Actual increases likely will be more, however, when they are completed in March.
Regents each year approve two tuition rates. First-tier rates for each school, like those that received preliminary approval Friday, fund each institution’s share of employee compensation packages approved by the Legislature.
Second-tier rates are set by each institution to cover individual costs. The two rates are combined to reach the actual tuition increases for each school.
Preliminary first-tier tuition increases range from an average of 4 percent to 5.4 percent, depending on funding from the Legislature.
Rates vary by individual institution. Students at the University of Utah would see a 2.76 percent first-tier tuition increase if the Legislature increases employee compensation by 4 percent. Salt Lake Community College students would pay 2.62 percent more, while Utah State University students would pay 2.98 percent more. Weber State University students would pay 2.68 percent more, and Utah Valley State College would pay 2.62 percent more.
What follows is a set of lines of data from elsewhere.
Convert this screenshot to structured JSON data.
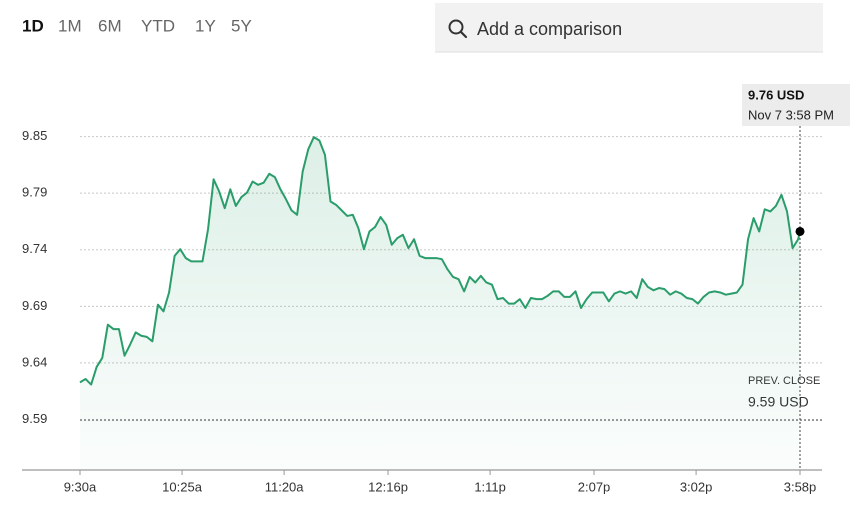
{
  "range_buttons": [
    "1D",
    "1M",
    "6M",
    "YTD",
    "1Y",
    "5Y"
  ],
  "selected_range": 0,
  "search_placeholder": "Add a comparison",
  "chart_data": {
    "type": "line",
    "color": "#2a9d6b",
    "grid": true,
    "xlim": [
      538.75,
      969.85
    ],
    "ylim": [
      9.545,
      9.892
    ],
    "xticks": [
      {
        "value": 570,
        "label": "9:30a"
      },
      {
        "value": 625,
        "label": "10:25a"
      },
      {
        "value": 680,
        "label": "11:20a"
      },
      {
        "value": 736,
        "label": "12:16p"
      },
      {
        "value": 791,
        "label": "1:11p"
      },
      {
        "value": 847,
        "label": "2:07p"
      },
      {
        "value": 902,
        "label": "3:02p"
      },
      {
        "value": 958,
        "label": "3:58p"
      }
    ],
    "yticks": [
      {
        "value": 9.8455,
        "label": "9.85"
      },
      {
        "value": 9.7945,
        "label": "9.79"
      },
      {
        "value": 9.7435,
        "label": "9.74"
      },
      {
        "value": 9.6925,
        "label": "9.69"
      },
      {
        "value": 9.6415,
        "label": "9.64"
      },
      {
        "value": 9.5905,
        "label": "9.59"
      }
    ],
    "x": [
      570,
      573,
      576,
      579,
      582,
      585,
      588,
      591,
      594,
      597,
      600,
      603,
      606,
      609,
      612,
      615,
      618,
      621,
      624,
      627,
      630,
      633,
      636,
      639,
      642,
      645,
      648,
      651,
      654,
      657,
      660,
      663,
      666,
      669,
      672,
      675,
      678,
      681,
      684,
      687,
      690,
      693,
      696,
      699,
      702,
      705,
      708,
      711,
      714,
      717,
      720,
      723,
      726,
      729,
      732,
      735,
      738,
      741,
      744,
      747,
      750,
      753,
      756,
      759,
      762,
      765,
      768,
      771,
      774,
      777,
      780,
      783,
      786,
      789,
      792,
      795,
      798,
      801,
      804,
      807,
      810,
      813,
      816,
      819,
      822,
      825,
      828,
      831,
      834,
      837,
      840,
      843,
      846,
      849,
      852,
      855,
      858,
      861,
      864,
      867,
      870,
      873,
      876,
      879,
      882,
      885,
      888,
      891,
      894,
      897,
      900,
      903,
      906,
      909,
      912,
      915,
      918,
      921,
      924,
      927,
      930,
      933,
      936,
      939,
      942,
      945,
      948,
      951,
      954,
      957,
      958
    ],
    "values": [
      9.624,
      9.627,
      9.622,
      9.638,
      9.646,
      9.676,
      9.672,
      9.672,
      9.648,
      9.658,
      9.669,
      9.666,
      9.665,
      9.661,
      9.694,
      9.688,
      9.705,
      9.738,
      9.744,
      9.736,
      9.733,
      9.733,
      9.733,
      9.762,
      9.807,
      9.796,
      9.781,
      9.798,
      9.783,
      9.791,
      9.795,
      9.805,
      9.802,
      9.804,
      9.812,
      9.809,
      9.798,
      9.789,
      9.779,
      9.775,
      9.814,
      9.834,
      9.845,
      9.842,
      9.829,
      9.787,
      9.784,
      9.779,
      9.774,
      9.775,
      9.763,
      9.744,
      9.76,
      9.764,
      9.773,
      9.766,
      9.748,
      9.754,
      9.757,
      9.745,
      9.753,
      9.738,
      9.736,
      9.736,
      9.736,
      9.735,
      9.726,
      9.719,
      9.717,
      9.706,
      9.719,
      9.714,
      9.72,
      9.714,
      9.712,
      9.699,
      9.7,
      9.695,
      9.695,
      9.699,
      9.691,
      9.7,
      9.699,
      9.699,
      9.702,
      9.706,
      9.706,
      9.701,
      9.701,
      9.706,
      9.691,
      9.699,
      9.705,
      9.705,
      9.705,
      9.697,
      9.704,
      9.706,
      9.704,
      9.706,
      9.7,
      9.717,
      9.71,
      9.707,
      9.709,
      9.708,
      9.703,
      9.706,
      9.704,
      9.7,
      9.699,
      9.695,
      9.701,
      9.705,
      9.706,
      9.705,
      9.703,
      9.704,
      9.705,
      9.712,
      9.753,
      9.772,
      9.76,
      9.78,
      9.778,
      9.783,
      9.793,
      9.778,
      9.745,
      9.753,
      9.76
    ],
    "prev_close": {
      "label": "PREV. CLOSE",
      "value": 9.59,
      "value_label": "9.59 USD"
    },
    "tooltip": {
      "x": 958,
      "value": 9.76,
      "value_label": "9.76 USD",
      "date": "Nov 7 3:58 PM"
    }
  }
}
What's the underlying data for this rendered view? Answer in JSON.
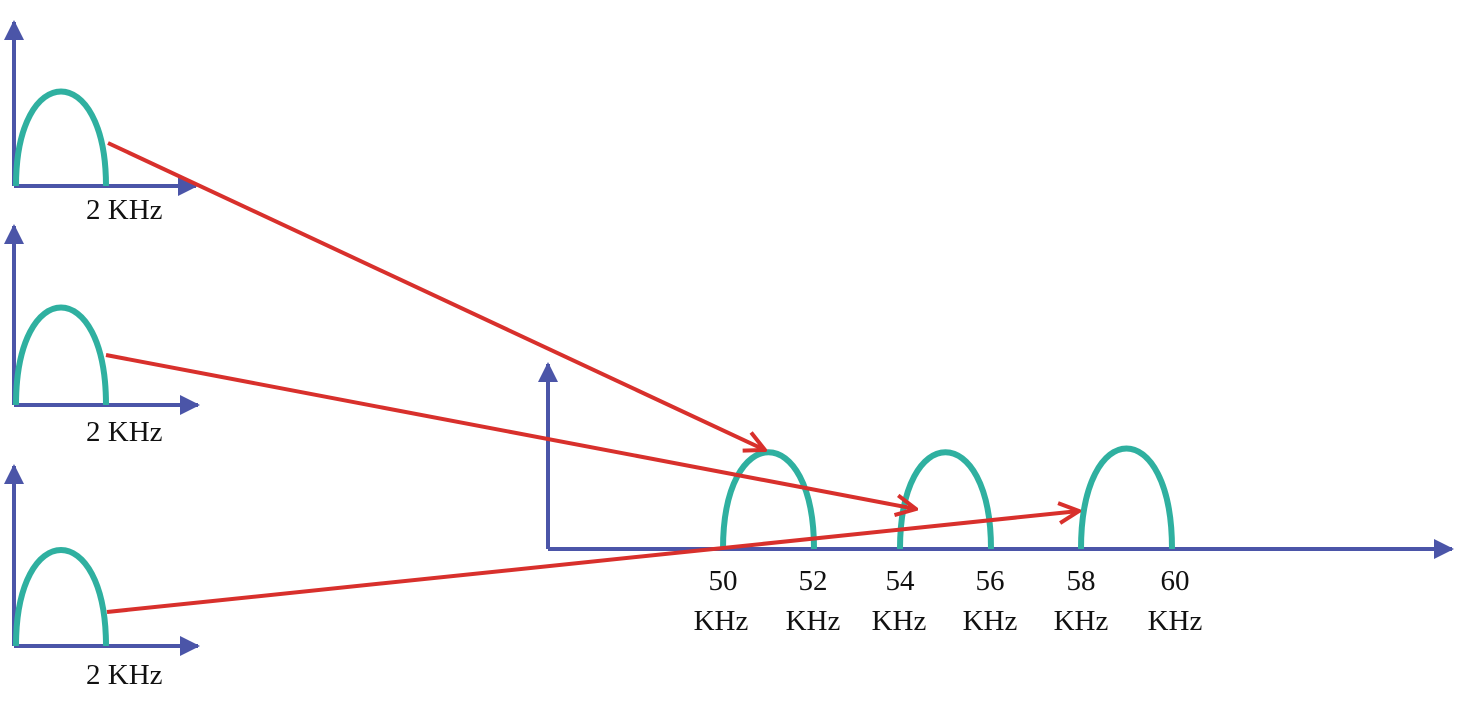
{
  "colors": {
    "axis": "#4b55a8",
    "spectrum": "#2fb0a0",
    "arrow": "#d8302c",
    "text": "#111111"
  },
  "inputs": [
    {
      "label": "2 KHz"
    },
    {
      "label": "2 KHz"
    },
    {
      "label": "2 KHz"
    }
  ],
  "output": {
    "ticks": [
      {
        "value": "50",
        "unit": "KHz"
      },
      {
        "value": "52",
        "unit": "KHz"
      },
      {
        "value": "54",
        "unit": "KHz"
      },
      {
        "value": "56",
        "unit": "KHz"
      },
      {
        "value": "58",
        "unit": "KHz"
      },
      {
        "value": "60",
        "unit": "KHz"
      }
    ]
  }
}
Regents also intend to ask lawmakers for $68.8 million in new money for operational expenses, a 9.4 percent increase over the current year’s budget. That figure does not include any proposed increase for employee compensation.
Some regents are bothered by the increase after raising Tier 1 tuition by 4 percent for several years in a row.
“I’ve been uncomfortable with the increases we’ve had the last four, five, six years,” said Regent Nolan Karras, of Roy. “We’ve just been ratcheting it up.”
He told the regents he was reluctant to approve a 4 percent increase.
“I will probably vote no but I am willing to be convinced, or have some alternative plan,” Karras said.